Saturday, May 24, 2014

Couscous Friday!

I’m a day late again, but here is an update from Friday.

Yesterday was actually a pretty busy day for me. I decided I want to try and gain as much knowledge as possible while I’m here, so I am going to audit a couple of classes. Yesterday I forced myself to get out of bed early and went to the Gender and Islam class. As hard as it was to stay attentive at 8 a.m., I’m really glad I was there for the discussion. We talked about the rise of monotheistic religions from Zoroastrianism to Islam. This was paired with a discussion of how the roles of women in culture, religion, and family developed and were shaped by each dominant religious belief. There were also several digressions to the culture here in Morocco and how women are viewed as a part of society. I found it really interesting that a lot of the monotheistic religions utilize a God à Man à Woman structure, which the professor said probably developed out of a need to stratify society to achieve order. Hierarchy helps to stabilize the system. In Morocco, there is obviously a strong presence of the tradition Islamic influences on society and gender. However, I think a lot of people assume that Islam oppresses women, when this isn’t necessarily the case. From what I’ve learned here, many people believe that Islam frees women from oppression. It’s hard for me to really understand all the cultural implications of gender here, especially from my personal cultural background. Needless to say, I definitely want to keep attending this class. I think it’s really an excellent course to be offered for students studying in Islamic countries.
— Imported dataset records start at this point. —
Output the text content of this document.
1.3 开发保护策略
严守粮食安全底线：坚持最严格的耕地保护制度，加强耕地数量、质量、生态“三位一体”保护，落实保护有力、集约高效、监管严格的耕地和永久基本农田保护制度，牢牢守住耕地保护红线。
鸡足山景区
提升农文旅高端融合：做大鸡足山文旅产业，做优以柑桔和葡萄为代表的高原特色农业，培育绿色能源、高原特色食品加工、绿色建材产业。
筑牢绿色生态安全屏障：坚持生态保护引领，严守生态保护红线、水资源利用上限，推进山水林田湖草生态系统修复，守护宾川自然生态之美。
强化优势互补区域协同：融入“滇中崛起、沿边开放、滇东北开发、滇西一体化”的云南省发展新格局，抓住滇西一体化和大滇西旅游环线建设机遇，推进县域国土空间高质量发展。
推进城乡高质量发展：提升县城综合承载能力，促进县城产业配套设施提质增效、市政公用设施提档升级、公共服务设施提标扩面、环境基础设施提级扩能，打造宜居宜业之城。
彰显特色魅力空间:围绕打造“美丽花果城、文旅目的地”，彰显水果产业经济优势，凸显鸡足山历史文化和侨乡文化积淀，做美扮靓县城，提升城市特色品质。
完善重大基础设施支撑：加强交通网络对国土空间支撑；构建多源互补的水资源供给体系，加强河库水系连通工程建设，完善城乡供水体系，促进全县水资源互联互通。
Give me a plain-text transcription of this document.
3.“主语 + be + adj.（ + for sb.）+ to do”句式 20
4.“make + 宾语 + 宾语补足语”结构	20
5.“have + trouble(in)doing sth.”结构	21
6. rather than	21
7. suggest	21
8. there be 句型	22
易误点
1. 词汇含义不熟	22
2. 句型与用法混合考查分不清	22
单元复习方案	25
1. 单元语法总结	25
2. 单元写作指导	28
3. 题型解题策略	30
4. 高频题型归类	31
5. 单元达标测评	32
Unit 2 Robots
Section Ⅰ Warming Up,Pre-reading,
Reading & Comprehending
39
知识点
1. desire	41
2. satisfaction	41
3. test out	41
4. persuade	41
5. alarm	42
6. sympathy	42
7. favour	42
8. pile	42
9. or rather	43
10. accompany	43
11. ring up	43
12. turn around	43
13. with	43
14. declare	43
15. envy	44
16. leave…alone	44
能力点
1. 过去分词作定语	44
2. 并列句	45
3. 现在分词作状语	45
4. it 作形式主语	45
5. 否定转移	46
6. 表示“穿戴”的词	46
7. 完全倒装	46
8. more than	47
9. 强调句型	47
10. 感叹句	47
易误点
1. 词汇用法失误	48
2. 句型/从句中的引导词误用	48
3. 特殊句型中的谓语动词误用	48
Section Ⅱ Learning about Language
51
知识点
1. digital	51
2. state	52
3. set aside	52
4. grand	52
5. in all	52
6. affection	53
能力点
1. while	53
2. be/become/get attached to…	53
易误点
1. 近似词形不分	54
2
After class a few of us went in to town to the fresh market. It is absolutely one of my favorite things about Morocco. I love all of the locally grown food and spices, every vendor displaying his collection a little differently. There is so much fruit you can never decide what you want, old men sitting on pieces of cardboard to sell roses, whole carcasses of meat hanging outside of shops. It's truly an experience. The best part for me is the colors. When I think of the store in America I see white floors and white walls with bland food and plastic packages. Here grocery shopping is a beautiful array of yellows, reds, and greens and a hundred different smells and sounds. It makes me want to go every day to try something new. This time around, I bought a large mango and a half kilo of green olives - fresh and flavorful.


OLIVES!
In the afternoon, Mouhsine took me to another organization in Meknes called Jasmine women’s cooperative. Women from the community gather there to learn new skills and to make goods that they can then sell. The women there were so excited to have me there and right away asked about anything I know how to make or any skills I have. They were thrilled that I know how to crochet and some of them wanted me to teach them how to make washcloths. The director of the cooperative asked me if I knew how to cut or style hair, and when I said yes she started rambling on excitedly in Darija, which made me assume this was the right answer. While I was at the center a sewing and embroidery class was going on. The woman in charge of the class taught me how to measure and make the pattern for a “jlaba,” the traditional dress that Moroccan women wear. The process was very specific and everything was measured exactly to fit the woman who would wear it. Seeing how these clothes are made gave me a lot of respect for the woman who choose to make their own and maintain the traditional dress. I am kind of hoping that by the time I leave I might be able to make my own jlaba.

There was a girl, Fatima, who came to the cooperative with her mother and spent the majority of the time helping to translate for me. She is an English major at Moulay Ismail University. After the class was over, she took me to meet a couple of her friends at a café near my apartment building. We spent a long, Moroccan style time sitting in the café sipping coffee and chatting. Fatima and her friend Abdelghafour took turns playing songs that they thought the other would like and singing along. They looove American music, especially jazz, blues, and rap. Fatima is a particularly adamant Chris Brown fan, and told me that her father always says “Chris Brown is my son-in-law.” Getting to talk to Moroccan students my age in a social setting was a really great experience. We spent a lot of time talking about the different cultures and what is and isn’t acceptable. In Morocco, what you’re allowed to do in public is very strict and conservative (ie. no kissing in the park, kids). We all agreed that, in both of our countries, the young people wish the older people would stop being so stuck in their ways. Fatma said, “All the older people, they think the same way. The young people all think different things, and we know that’s okay.” And, ironically, we both wanted to live somewhere other than our own country. Maybe a trade is in order?


Afterward I came back to the apartment and spent a relaxing evening with my housemates. And it was cous-cous Friday, which just makes Friday a pretty great day.